Thursday, December 15, 2011

Crapping 101 #23 --> Just a little secret that needs to be told...

Let me tell you a little secret.

Once upon a time ago, I have lost my faith in God. I screamed at him, I yelled at him, I said I hated him so much. Since then, life changed. It never always turned out the way I planned, when usually it does. Then I regretted much.

Then, there was another time, I lost believe again. I started thinking, why, why and why. I never found the answer. He was never there for me when I begged him, when I need him the most. That's all I know. Yes, I may not be perfect, I don't even know how to pray, but at least I tried. I'll say prayers in my heart. But nothing ever happened. Then, it was forgotten just like that.

Recently, it happened again. This time, I was 60% sure that I'm lost.

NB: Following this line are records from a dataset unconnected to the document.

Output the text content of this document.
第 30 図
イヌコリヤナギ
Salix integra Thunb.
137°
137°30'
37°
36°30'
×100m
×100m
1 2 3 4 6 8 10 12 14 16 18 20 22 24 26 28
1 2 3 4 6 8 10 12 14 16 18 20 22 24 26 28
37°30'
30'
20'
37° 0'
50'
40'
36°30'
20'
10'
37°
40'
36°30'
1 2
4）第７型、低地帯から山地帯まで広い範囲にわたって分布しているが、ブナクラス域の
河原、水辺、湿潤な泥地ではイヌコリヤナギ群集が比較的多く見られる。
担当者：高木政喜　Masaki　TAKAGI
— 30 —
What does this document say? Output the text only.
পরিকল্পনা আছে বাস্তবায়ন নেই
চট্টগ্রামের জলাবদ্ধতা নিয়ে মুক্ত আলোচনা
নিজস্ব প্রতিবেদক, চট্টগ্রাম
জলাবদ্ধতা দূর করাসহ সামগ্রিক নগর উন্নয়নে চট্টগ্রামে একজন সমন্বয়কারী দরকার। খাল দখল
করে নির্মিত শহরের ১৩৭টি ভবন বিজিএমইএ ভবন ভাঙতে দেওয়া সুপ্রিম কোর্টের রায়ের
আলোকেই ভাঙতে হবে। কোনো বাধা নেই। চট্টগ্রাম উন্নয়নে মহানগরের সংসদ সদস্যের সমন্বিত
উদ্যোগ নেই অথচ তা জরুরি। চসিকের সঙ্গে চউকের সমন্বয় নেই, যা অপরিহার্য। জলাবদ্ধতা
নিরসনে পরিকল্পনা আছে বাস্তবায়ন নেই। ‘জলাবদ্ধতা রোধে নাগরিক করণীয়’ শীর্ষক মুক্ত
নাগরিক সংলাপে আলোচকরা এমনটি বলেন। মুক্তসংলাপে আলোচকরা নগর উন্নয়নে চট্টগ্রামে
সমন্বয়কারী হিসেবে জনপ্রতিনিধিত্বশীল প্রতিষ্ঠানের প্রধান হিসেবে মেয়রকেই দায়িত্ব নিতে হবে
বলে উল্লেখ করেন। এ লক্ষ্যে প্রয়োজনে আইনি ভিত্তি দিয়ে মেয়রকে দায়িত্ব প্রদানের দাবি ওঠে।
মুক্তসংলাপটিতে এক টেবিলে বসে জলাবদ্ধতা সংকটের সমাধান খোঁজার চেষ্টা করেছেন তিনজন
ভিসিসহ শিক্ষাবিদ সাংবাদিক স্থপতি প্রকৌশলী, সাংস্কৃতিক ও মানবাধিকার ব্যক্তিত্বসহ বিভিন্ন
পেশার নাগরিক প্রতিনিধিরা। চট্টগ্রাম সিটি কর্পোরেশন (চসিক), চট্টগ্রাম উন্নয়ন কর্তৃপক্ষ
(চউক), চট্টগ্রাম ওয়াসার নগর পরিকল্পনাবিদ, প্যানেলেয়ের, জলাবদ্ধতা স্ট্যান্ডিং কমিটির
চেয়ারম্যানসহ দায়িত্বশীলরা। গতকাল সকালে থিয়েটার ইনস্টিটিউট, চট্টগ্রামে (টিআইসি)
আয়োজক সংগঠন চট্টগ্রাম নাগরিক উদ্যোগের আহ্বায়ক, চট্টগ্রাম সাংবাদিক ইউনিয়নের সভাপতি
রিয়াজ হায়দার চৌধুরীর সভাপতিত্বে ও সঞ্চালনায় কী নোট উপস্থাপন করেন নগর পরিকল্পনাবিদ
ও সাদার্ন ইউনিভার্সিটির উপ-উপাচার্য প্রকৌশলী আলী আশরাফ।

A person who rejects the existence of any God is a Atheist.
A person who is ignorant of the God of Abraham is a Heathen.
A person who worships other Gods is a Pagan.
A person who doesn't believe in God at all is Called an Antheist (a-without, theism-beliefs on God).
However, there are also Agnostics, people who believe God MIGHT exist, but haven't reached a conclusion.

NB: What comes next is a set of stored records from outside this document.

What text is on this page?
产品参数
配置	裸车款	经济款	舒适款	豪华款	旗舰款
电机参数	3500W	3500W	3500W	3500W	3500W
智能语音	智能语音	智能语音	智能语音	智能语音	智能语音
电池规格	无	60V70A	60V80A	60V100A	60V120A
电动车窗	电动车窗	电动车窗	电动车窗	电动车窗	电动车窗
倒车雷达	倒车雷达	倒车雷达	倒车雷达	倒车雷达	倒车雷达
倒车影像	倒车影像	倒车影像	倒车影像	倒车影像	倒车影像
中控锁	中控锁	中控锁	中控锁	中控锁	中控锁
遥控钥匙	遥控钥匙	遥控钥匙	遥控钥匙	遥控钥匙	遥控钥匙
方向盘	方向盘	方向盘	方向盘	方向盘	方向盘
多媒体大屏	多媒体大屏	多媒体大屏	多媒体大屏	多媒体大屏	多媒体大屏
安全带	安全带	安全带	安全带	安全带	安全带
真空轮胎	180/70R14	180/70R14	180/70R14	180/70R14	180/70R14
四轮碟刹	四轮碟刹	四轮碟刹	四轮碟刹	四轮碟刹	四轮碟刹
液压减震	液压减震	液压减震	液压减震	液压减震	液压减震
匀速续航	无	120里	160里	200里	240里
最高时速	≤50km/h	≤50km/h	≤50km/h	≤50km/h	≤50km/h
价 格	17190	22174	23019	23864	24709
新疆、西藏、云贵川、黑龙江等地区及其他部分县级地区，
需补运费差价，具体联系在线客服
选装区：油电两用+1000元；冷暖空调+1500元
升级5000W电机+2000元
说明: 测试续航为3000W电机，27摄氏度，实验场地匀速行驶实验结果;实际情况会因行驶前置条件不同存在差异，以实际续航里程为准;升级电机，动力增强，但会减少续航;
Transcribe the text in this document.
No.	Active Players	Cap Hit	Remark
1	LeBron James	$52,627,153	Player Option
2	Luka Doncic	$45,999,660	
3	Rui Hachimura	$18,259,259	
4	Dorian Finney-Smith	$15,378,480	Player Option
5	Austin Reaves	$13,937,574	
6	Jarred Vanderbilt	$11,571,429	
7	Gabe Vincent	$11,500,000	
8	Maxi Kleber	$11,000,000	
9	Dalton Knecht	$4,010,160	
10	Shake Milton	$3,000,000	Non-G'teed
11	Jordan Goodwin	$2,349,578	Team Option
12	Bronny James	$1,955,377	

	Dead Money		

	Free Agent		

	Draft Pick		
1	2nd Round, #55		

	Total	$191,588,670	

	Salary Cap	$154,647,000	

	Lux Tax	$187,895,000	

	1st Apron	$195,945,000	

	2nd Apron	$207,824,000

Agnostic, that might be me. I have been thinking, if one day, if there was a guy who wants to marry me, but does not want to convert, I might just go get married else where than Malaysia. I would not convert, but, I might not mind him not converting too. But that will make me loose my family. Even though I can't stand them at all, it's still nice to have them around. So, if the guy would convert just for the sake of marriage, then follows back the God he prays to, that's way better. Parents? I think they will understand, if they were explained to properly.

So, back to the main topic here, I think I don't know whether to believe or not anymore. Where is God when I need Him? I had enough teachings about religion when I was a little kid; I put much interest in it. I can't blame anyone for this, because why I became this, is because of myself.

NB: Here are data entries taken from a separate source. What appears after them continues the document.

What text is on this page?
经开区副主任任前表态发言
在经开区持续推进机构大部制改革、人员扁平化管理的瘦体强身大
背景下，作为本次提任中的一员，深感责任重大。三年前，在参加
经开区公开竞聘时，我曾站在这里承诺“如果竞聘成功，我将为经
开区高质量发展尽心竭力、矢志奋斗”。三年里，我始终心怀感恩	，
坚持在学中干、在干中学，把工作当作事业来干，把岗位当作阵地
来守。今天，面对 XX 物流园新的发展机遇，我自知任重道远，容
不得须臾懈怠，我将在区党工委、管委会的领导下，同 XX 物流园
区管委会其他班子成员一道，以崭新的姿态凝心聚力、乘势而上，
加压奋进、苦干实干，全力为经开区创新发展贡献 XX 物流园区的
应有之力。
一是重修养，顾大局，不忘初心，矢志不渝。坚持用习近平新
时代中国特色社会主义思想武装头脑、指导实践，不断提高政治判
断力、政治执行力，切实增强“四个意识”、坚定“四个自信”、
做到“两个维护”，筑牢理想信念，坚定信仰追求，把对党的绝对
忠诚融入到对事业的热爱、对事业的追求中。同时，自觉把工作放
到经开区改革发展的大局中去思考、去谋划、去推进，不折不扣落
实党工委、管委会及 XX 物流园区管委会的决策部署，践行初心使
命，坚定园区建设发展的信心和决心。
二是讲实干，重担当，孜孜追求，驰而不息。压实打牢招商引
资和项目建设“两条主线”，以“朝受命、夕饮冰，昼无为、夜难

Recently, I was in a relationship with someone who's a non Muslim. People said he might ask me to convert. But no, he didn't. If he wanted me to, instead of breaking up, he would have asked me to convert. Some people gave a weird look when I say he's a Christian. So what if he's a Christian? That's what I'd say. Some might blame him for what I am today, but no, it was not his fault, not at all. It was me all along since I was a kid. It's my choice and my decision whether I would want to convert, or marrying him without anyone converting. Even if it was not him, I'd still do the same.

Oh yeah, when I was a kid, my super awesome close to me cousin brother died in a car crash. I was too little to understand things. But, see, he was an Indian, so, everything was the Indian way. That night, was so clear to me, like it happened just yesterday. His body was lying down, peacefully in the hall. There were prayer chants playing from the radio. There weren't much people in the house, they were mostly standing outside. And there I was, this little Muslim girl, sitting and leaning on her cousin sister (the deceased's sister), moving my body along with her body, as she was reciting prayer chants. The smell of that thing they burn, I remember the smell till today. I was sitting there, for so long, till my Mom called me and tell me not to sit near there. I was pissed at her for not letting me be there. HaHaHa.

I can't explain to people why I am Agnostic, but, it's just me. I gone through shit in my life, I begged Him to help me, He did not come. The ones I loved so hard, kept going, kept leaving, I begged Him a million times to stop taking them, but nothing ever happened. I begged him to help me in life, but nothing ever happened. So, is He really there? Or is He just some sort of creation that people from the Stone Age has taught us? I don't know.

There you go, a little secret that needs to be told.

I somehow believe that He might be there, that there are such thing as Heaven and Hell, that there are someone up there looking down on us, that there are such thing as Hinduism, Islam, Christianity, Buddhism, but, is it all true? That is what I'm not sure of. Who am I? I don't know too. Isn't it all the same? But, does He really do exist?

I'm sorry if this post might hurt some readers. But this is me. And heck, this is my bloody blog, so I can bitch about anything I want. But, then again, I am truly sorry if I have hurt anyone, never intended to.

Like I said, it's just a little secret that needs to be told.